Onde você estava quando o clarão explodiu iluminando nossos olhos fechados? Onde estava? Não te encontrei em lugar nenhum. Nossos olhos não são mais os mesmos, eles abriram-se mesmo estando fechados. Abriram-se para a volátil luz espargindo fios de ouro em cada horizonte enchendo de enigmas a paz reclusa em cada ser. Caminhei ao lado e pude compor meu destino sem aflição que é determinada nessas ocasiões. Caminhei me perguntando a cada passo que cuidadosamente imprimia minhas marcas na areia fria da estrada, onde você estava? Você como eu, deveria preparar o caminho para desvendar os enigmas da pedra, os enigmas do ar, da água, do fogo e dos signos. No entanto você nem se preparou, pouco se incomodou, deu as costas sumindo na solidão do povo, talvez conformado com o desígnio de ser apenas um sobrevivente da angustia e da ansiedade. Ou teve medo de enfrentar o desconhecido. No entanto, é no desconhecido que há crescimento, principalmente o crescimento de si próprio, passando a entender o mundo que o rodeia. Tudo leva crer que a luz não iluminou suficientemente teus olhos fechados. Não deixou nem uma mínima chama de luz se infiltrar por entre as pálpebras. Medo? Será? Não sei, medo todos tem, se não enfrentarmos nossos medos, morremos desiludidos de nós mesmos. Morremos na ignorância de não termos nascidos nos corações das pessoas. Principalmente de quem amamos. Morri duas vezes para renascer outras duas vezes. Cultuei a Fênix até que me tornasse parte das suas fibras e de suas asas ligeiras como flecha.

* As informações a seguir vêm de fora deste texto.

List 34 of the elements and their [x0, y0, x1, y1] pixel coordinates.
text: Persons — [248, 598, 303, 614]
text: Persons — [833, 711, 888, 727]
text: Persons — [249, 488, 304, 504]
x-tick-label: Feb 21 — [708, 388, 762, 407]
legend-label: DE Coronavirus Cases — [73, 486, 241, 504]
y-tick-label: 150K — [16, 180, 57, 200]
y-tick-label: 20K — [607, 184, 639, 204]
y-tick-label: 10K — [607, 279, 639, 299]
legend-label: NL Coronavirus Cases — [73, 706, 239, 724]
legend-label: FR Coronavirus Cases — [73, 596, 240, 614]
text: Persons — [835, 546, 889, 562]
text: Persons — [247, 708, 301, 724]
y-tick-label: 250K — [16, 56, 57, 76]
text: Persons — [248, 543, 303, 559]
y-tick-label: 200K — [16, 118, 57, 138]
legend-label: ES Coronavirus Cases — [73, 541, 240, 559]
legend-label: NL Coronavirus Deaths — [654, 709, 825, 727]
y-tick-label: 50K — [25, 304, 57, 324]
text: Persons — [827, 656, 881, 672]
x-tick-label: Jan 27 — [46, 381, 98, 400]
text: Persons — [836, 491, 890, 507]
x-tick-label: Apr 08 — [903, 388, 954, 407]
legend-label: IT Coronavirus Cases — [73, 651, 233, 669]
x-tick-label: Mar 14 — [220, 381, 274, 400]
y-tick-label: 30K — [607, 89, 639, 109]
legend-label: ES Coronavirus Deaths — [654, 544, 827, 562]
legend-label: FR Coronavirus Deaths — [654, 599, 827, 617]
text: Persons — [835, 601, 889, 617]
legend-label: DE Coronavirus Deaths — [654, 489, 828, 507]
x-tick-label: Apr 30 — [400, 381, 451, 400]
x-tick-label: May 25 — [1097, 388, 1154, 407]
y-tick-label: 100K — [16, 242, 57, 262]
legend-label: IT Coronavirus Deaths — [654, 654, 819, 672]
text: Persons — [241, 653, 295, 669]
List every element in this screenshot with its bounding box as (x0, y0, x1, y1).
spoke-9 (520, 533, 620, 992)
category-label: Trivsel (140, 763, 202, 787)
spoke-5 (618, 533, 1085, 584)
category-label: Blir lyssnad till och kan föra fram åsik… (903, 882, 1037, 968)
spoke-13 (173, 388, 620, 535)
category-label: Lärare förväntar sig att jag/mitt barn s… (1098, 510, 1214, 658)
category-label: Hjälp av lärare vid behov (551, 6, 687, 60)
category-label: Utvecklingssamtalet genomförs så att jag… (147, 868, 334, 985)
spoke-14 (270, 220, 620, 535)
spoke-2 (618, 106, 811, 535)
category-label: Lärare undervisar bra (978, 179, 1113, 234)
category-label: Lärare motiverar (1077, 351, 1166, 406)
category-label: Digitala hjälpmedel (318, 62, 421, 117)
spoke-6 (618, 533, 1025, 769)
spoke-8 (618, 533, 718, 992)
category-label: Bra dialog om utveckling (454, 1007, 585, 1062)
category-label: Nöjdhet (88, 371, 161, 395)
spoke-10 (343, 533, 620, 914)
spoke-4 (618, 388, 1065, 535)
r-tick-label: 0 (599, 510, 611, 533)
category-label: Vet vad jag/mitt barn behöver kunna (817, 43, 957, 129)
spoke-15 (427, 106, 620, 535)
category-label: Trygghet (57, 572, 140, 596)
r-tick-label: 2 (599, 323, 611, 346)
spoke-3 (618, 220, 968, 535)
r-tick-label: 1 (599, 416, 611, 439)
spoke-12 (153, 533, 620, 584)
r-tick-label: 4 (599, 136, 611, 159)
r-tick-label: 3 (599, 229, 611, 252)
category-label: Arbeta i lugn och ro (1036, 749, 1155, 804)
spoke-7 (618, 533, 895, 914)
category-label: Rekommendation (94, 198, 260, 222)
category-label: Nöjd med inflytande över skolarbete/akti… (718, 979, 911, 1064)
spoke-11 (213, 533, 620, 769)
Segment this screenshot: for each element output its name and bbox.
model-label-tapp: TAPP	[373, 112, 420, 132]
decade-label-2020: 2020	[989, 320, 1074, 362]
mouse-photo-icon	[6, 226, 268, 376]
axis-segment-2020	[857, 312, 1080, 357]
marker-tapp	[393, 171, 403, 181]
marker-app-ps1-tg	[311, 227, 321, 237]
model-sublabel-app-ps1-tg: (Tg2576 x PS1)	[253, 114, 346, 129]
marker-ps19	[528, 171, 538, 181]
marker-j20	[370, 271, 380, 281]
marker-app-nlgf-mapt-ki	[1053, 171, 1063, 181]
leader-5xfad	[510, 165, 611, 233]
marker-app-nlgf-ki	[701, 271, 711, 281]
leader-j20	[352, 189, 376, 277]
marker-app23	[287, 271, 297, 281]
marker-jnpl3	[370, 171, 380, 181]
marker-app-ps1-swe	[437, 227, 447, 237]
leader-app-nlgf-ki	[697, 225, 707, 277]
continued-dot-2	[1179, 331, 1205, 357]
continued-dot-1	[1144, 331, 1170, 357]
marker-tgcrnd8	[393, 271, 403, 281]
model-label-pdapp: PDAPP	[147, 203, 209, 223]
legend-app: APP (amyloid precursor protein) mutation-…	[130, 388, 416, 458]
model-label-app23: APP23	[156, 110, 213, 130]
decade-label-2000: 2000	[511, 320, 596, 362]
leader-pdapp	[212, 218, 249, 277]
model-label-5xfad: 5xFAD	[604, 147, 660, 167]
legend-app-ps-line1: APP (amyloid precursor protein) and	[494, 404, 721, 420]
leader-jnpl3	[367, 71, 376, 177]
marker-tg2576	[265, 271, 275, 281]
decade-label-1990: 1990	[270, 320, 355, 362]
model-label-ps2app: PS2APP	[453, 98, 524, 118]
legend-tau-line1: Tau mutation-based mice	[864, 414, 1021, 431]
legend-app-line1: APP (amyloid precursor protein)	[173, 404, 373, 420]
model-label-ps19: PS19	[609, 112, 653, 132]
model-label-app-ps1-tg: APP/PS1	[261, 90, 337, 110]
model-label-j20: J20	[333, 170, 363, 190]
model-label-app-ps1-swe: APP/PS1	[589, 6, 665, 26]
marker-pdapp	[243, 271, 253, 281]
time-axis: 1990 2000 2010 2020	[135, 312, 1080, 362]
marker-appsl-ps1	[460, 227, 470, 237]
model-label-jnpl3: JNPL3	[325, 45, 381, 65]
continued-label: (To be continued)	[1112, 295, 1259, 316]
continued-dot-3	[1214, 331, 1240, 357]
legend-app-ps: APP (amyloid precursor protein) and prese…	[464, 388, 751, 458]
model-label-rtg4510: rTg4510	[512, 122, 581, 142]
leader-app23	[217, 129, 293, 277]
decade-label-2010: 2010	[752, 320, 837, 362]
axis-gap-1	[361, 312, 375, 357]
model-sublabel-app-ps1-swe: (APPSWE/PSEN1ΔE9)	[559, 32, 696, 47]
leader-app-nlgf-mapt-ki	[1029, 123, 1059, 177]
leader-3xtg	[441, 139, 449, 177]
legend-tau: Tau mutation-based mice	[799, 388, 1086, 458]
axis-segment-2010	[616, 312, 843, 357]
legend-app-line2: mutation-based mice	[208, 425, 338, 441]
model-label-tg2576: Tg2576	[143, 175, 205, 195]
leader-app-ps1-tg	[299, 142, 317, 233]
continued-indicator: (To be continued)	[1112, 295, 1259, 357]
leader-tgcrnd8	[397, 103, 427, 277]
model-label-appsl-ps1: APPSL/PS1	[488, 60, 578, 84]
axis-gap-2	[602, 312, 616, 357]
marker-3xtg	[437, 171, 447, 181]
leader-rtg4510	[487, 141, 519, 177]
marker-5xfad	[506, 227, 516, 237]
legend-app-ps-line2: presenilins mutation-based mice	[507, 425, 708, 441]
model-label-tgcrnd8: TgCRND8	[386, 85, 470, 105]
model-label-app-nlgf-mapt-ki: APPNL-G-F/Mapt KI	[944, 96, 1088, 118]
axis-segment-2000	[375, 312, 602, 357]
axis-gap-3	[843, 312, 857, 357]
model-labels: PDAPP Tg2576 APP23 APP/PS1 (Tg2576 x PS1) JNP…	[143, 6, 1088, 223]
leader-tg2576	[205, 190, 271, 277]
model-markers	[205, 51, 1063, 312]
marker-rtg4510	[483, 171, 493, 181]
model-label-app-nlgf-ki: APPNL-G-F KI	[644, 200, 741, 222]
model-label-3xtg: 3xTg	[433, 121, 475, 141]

Com a mão espalmada de dedos de certeza, contornei as linhas da flecha cravada no peito, até que a comoção tênue de luz desfibrasse a distância entre a certeza e a dúvida que roçava as pontas dos dedos. Fui tomado pela comoção, senti a profundidade da existência alojada em meu corpo. E surgiu a intenção do grito, no entanto o grito morreu no escondido da garganta. Sedento, alimentei-me de cogumelos e plantas rastejantes. Saciado e alimentado, reiniciei a caminhada pela estrada vazia e poeirenta. O suor dos meus passos marcava a areia no destino ignorado. Sentindo-me pequeno na grandeza humana, descortinei a paixão enroscada nas formas à margem da estrada. Para não me cansar, caminhei devagar, o mais lento possível, porém, o cansaço tolhia os movimentos. Não era cansaço físico, nem cansaço mental, era cansaço da enrijecida carne pelo temor de me sentir cansado. Precisava de repouso. Ao longe divisei um casebre, e para lê me dirigi. Assim pude repousar a carne ouvindo os espaços do pulsar no silêncio das fibras que me envolviam.
Quantas horas dormi? Não sei. Apenas Sagita me iluminava, e acompanhando sua sombra, resoluto, reiniciei minha caminhada novamente.